Connecting Nature with Organic Bioelectronics and Printed Electronics

Magnus Berggren, Department of Science and Technology, Linköping University (Sweden)

Organic electronic materials are unique as the signal translator across the biology-technology gap. These biocompatible materials are also easily complexed with polyanions, polycations and functional biomaterials and can then be included in various device architectures to form flexible, stretchable and even gelled devices. Organic bioelectronic devices and systems can then process electronic, ionic and charged biomolecules in combination. These combined features make organic electronic materials unique in many aspects as the recorder and actuator of various functions and physiology of biological systems.

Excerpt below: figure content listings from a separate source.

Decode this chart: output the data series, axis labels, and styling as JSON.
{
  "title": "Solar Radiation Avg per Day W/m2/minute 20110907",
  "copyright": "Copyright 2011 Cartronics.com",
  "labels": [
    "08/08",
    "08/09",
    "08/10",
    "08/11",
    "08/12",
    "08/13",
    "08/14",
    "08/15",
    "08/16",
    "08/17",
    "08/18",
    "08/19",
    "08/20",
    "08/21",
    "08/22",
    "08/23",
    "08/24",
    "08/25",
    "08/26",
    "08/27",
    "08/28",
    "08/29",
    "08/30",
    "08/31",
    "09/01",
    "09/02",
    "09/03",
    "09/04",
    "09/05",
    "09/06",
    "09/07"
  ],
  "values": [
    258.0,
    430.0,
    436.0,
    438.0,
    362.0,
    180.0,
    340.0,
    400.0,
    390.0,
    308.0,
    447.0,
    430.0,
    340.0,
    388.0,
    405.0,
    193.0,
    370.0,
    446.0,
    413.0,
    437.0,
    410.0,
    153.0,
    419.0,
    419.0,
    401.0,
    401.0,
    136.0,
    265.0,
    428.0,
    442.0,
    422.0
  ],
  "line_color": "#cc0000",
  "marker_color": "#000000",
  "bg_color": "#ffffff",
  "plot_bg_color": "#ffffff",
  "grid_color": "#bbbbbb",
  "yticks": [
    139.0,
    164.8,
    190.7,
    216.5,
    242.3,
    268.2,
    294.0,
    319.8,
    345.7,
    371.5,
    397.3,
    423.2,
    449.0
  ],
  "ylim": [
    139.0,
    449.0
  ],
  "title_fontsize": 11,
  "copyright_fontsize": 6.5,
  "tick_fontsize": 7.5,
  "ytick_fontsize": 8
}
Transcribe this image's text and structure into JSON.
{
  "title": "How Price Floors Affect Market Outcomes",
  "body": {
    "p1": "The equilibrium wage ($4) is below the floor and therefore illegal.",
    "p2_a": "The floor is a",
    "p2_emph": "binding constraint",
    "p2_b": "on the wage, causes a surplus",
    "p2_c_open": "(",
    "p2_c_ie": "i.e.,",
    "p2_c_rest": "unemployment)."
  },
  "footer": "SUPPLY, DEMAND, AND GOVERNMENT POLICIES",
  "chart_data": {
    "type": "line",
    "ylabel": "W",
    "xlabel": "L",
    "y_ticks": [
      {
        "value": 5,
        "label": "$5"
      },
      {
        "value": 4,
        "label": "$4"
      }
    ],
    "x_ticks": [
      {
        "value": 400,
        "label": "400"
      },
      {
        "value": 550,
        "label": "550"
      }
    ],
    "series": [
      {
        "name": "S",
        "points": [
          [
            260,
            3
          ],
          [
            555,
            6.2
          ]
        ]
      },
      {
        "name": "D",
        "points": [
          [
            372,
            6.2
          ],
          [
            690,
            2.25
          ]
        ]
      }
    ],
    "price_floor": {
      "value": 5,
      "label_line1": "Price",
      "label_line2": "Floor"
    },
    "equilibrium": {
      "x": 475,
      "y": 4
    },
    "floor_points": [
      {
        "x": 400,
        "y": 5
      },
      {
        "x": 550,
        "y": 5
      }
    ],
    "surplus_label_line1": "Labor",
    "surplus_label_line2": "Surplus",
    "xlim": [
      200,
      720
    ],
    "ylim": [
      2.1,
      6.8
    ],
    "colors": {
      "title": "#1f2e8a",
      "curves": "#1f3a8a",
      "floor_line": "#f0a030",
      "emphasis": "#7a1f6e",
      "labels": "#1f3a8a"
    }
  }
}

A brief review of some of the recent achievements from the Laboratory of Organic Electronics is here given. In the BioComLab technology platform various organic bioelectronic sensors and actuators are combined with communication technology to form a body area network for future healthcare applications. Various sensors are included within electronic skin patches, then connected to electronic drug delivery components via capacitive body-coupled communication. This system provides sensor-actuator feedback and improves its decision-making performance using deep-learning protocols provided from cloud connectivity. With the BioComLab platform we target an array of neuronal disorders and diseases, such as epilepsy, Parkinson’s disease and chronical pain. The BioComLab technology is also explored to regulate functions and physiology of plants, in an effort termed e-Plants. Some of the recent results of using organic bioelectronics to sense and actuate plant physiology is here also presented.

At the end of the talk a few recent results are reported, including electronic gelling achieved in ethylene glycol-substituted polythiophenes and ground state charge transfer established in donor- acceptor all-polymer combinations.